Yıldız Holding to focus on exports, sell $2 billion worth of real estate property
As I was on my way to attend a publicity meeting for Altınbaş Holding chairman Vakkas Altınbaş’s book “Altın Yıllarım” (“My Golden Years” in English), I received a message from Yıldız Holding Chair Murat Ülker that read, “I am now on the Turkish Airlines Shanghai-Istanbul flight. I am reading daily Hürriyet on the plane.”
Ülker said he was traveling more nowadays and there is currently an opportunity for Turkey to export anywhere. During his meetings in Shanghai, he said he had seen a high demand for Turkish products, which are currently being produced at a lower cost following the recent fall of the Turkish Lira against foreign currency. “We will probably have a difficult time meeting this demand,” Ülker said.
In his messages, which he wrote from onboard the plane, Ülker touched upon Finance Minister Berat Albayrak’s meeting with businesspeople. Ülker said he had told Albayrak at the meeting, “We will complete our investments, which will create employment for 5,000 people in 2018. We will create new products with reasonable prices. Utilizing the exchange difference, we will increase exports.”
I asked Ülker if they were exporting to China from Turkey, to which he replied, “Until now, we were sending products from the United Kingdom, the United States, and Kazakhstan. But as of now, products will go [to China] from Turkey and Kazakhstan.”
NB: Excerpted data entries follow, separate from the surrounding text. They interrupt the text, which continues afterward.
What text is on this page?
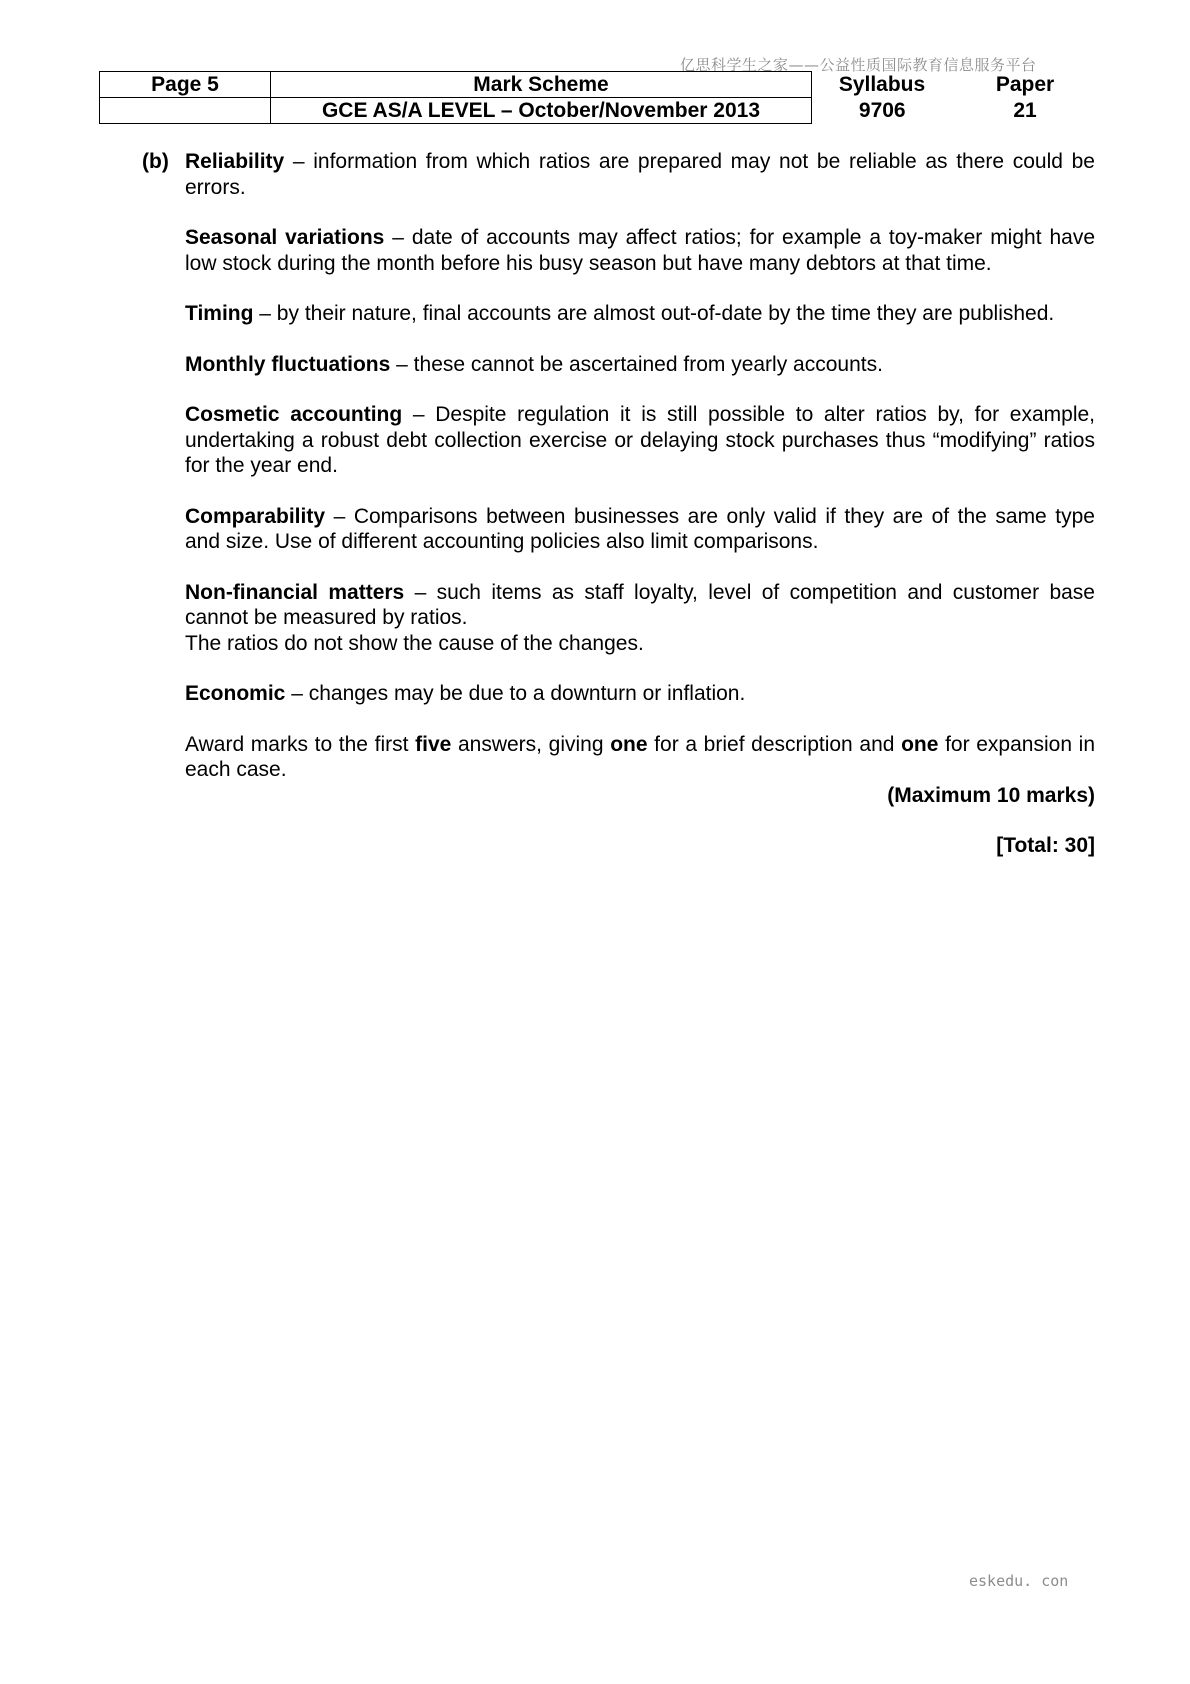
亿思科学生之家——公益性质国际教育信息服务平台
Page 5	Mark Scheme	Syllabus	Paper
	GCE AS/A LEVEL – October/November 2013	9706	21
(b) Reliability – information from which ratios are prepared may not be reliable as there could be errors.

Seasonal variations – date of accounts may affect ratios; for example a toy-maker might have low stock during the month before his busy season but have many debtors at that time.

Timing – by their nature, final accounts are almost out-of-date by the time they are published.

Monthly fluctuations – these cannot be ascertained from yearly accounts.

Cosmetic accounting – Despite regulation it is still possible to alter ratios by, for example, undertaking a robust debt collection exercise or delaying stock purchases thus “modifying” ratios for the year end.

Comparability – Comparisons between businesses are only valid if they are of the same type and size. Use of different accounting policies also limit comparisons.

Non-financial matters – such items as staff loyalty, level of competition and customer base cannot be measured by ratios.

The ratios do not show the cause of the changes.

Economic – changes may be due to a downturn or inflation.

Award marks to the first five answers, giving one for a brief description and one for expansion in each case.

(Maximum 10 marks)

[Total: 30]

eskedu. con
I also asked him about the company’s revenues per kilogram, to which he said, “We are currently exporting more valuable product types. We are exporting Jaffa Cakes to Australia, Godiva Masterpieces to the U.S., McVities Nibbles to the U.K. The retail price for 100-150 grams of these products stands at a level of 1-2 British pounds ($1.27-$2.54). The innovation of these brands happens in Turkey.”
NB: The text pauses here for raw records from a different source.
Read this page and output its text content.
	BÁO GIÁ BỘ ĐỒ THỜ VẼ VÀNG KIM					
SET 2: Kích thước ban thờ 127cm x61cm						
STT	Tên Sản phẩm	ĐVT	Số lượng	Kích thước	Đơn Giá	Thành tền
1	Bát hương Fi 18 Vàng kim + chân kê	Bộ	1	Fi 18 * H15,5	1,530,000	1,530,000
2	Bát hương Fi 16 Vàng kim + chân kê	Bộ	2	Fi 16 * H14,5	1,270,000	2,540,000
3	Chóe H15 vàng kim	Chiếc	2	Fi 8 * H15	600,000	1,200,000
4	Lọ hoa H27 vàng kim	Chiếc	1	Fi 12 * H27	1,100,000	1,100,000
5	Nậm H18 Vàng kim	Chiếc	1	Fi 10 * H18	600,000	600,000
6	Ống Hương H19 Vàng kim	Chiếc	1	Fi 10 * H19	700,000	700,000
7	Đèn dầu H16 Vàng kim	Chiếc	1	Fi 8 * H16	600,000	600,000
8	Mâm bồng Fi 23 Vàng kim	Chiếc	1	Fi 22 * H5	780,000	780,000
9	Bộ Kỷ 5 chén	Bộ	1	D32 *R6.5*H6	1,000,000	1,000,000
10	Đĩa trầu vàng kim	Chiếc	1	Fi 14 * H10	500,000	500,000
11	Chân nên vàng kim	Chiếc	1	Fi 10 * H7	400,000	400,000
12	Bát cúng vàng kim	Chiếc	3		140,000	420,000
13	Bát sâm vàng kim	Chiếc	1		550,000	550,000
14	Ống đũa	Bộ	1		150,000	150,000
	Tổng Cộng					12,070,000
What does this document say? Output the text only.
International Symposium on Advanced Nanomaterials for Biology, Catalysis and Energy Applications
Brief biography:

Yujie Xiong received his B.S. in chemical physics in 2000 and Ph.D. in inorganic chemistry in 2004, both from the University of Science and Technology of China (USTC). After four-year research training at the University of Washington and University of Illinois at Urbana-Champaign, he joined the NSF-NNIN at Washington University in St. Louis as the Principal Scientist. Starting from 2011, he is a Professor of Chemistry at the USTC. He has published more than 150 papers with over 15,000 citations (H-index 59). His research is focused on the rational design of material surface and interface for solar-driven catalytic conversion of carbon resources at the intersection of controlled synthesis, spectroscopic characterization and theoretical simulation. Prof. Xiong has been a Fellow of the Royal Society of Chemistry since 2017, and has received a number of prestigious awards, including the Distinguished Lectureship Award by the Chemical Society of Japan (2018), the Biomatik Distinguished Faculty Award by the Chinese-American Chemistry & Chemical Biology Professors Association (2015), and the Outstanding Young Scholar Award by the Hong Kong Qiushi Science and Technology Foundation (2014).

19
“Of our 80 factories spread around the world, 55 of them are in Turkey. We employ 45,000 people in Turkey and 15,000 people abroad. Last year, we had a sales revenue of $42.3 billion. This year, we forecast a growth of 19 percent,” Ülker also noted.
Indicating that the company was planning an export level of $500 million this year, Ülker said, “I have just now asked Ali Ülker [Yıldız Holding Vice Chairman]. He said we could also reach a level of $600 million [for exports].”
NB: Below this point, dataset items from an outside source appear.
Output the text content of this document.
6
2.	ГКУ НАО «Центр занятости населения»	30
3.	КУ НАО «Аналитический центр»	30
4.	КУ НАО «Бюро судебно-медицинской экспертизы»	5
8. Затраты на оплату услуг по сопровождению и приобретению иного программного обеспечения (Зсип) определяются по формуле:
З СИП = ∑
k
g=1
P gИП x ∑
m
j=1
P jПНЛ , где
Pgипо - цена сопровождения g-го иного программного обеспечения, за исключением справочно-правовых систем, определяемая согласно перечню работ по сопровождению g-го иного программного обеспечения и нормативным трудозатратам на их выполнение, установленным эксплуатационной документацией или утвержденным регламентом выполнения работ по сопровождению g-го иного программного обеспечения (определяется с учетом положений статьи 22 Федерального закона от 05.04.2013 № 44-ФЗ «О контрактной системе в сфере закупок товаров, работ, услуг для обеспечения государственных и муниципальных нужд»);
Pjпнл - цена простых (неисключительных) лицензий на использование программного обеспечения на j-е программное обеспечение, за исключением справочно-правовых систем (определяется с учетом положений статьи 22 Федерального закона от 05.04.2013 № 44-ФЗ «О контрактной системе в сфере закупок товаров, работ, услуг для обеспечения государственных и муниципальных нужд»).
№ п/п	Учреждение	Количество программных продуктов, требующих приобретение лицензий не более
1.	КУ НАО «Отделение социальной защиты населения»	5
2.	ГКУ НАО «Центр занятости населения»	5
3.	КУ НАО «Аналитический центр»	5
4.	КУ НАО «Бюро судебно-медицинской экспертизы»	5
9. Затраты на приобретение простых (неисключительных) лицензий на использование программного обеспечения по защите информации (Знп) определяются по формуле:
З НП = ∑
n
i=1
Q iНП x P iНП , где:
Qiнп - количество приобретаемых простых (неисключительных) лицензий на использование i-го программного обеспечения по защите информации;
Ülker has also touched upon the $6.5 billion debt restructuring of the company. “It has been very good that we have restructured our separate loans in one piece for longer repayment due. When someone’s house is compact, it is easier to deal with crises and to head towards foreign markets,” he said.
The chair emphasized that the debt restructuring happened under the leadership of Yapı Kredi Bank. “We are grateful to banks, which have opened their doors for debt restructuring,” he said.
Ülker said selling some of their assets in the upcoming period was also on their agenda. “We had said before, ‘As Yıldız Holding, we will focus on our main categories, which are biscuits, chocolate bars, cake, chocolate, candy, and gummy products.’ For our other businesses, we will either go public, establish strategical partnerships, or sell some of the businesses partially or completely.”
According to the chairman, the company is working on different strategies to accomplish this plan. “Additionally, we will sell out real estate stock that is unrelated to business. Of this relevant real estate, the value of the ones inside Turkey reaches $2 billion.”
Is it healthy for Yıldız Holding, which is based on production, to have $2 billion worth of outside-business real estate stock?
While discussing the sale of assets, Ülker also touched upon the two private planes belonging to Yıldız Holding. “We have sold both of the planes. They were planes for long-haul flights but they had become old. Now, 99 percent of the time I fly with Turkish Airlines,” he said.
Two years ago, when Ülker had flown with one of these private planes for the Istanbul-Konya trip, he had said, “Private planes save us a lot of time. During long-haul journeys, we usually fly at night. And so, we do not wait at the airport. Therefore, we save two months in business days per year.”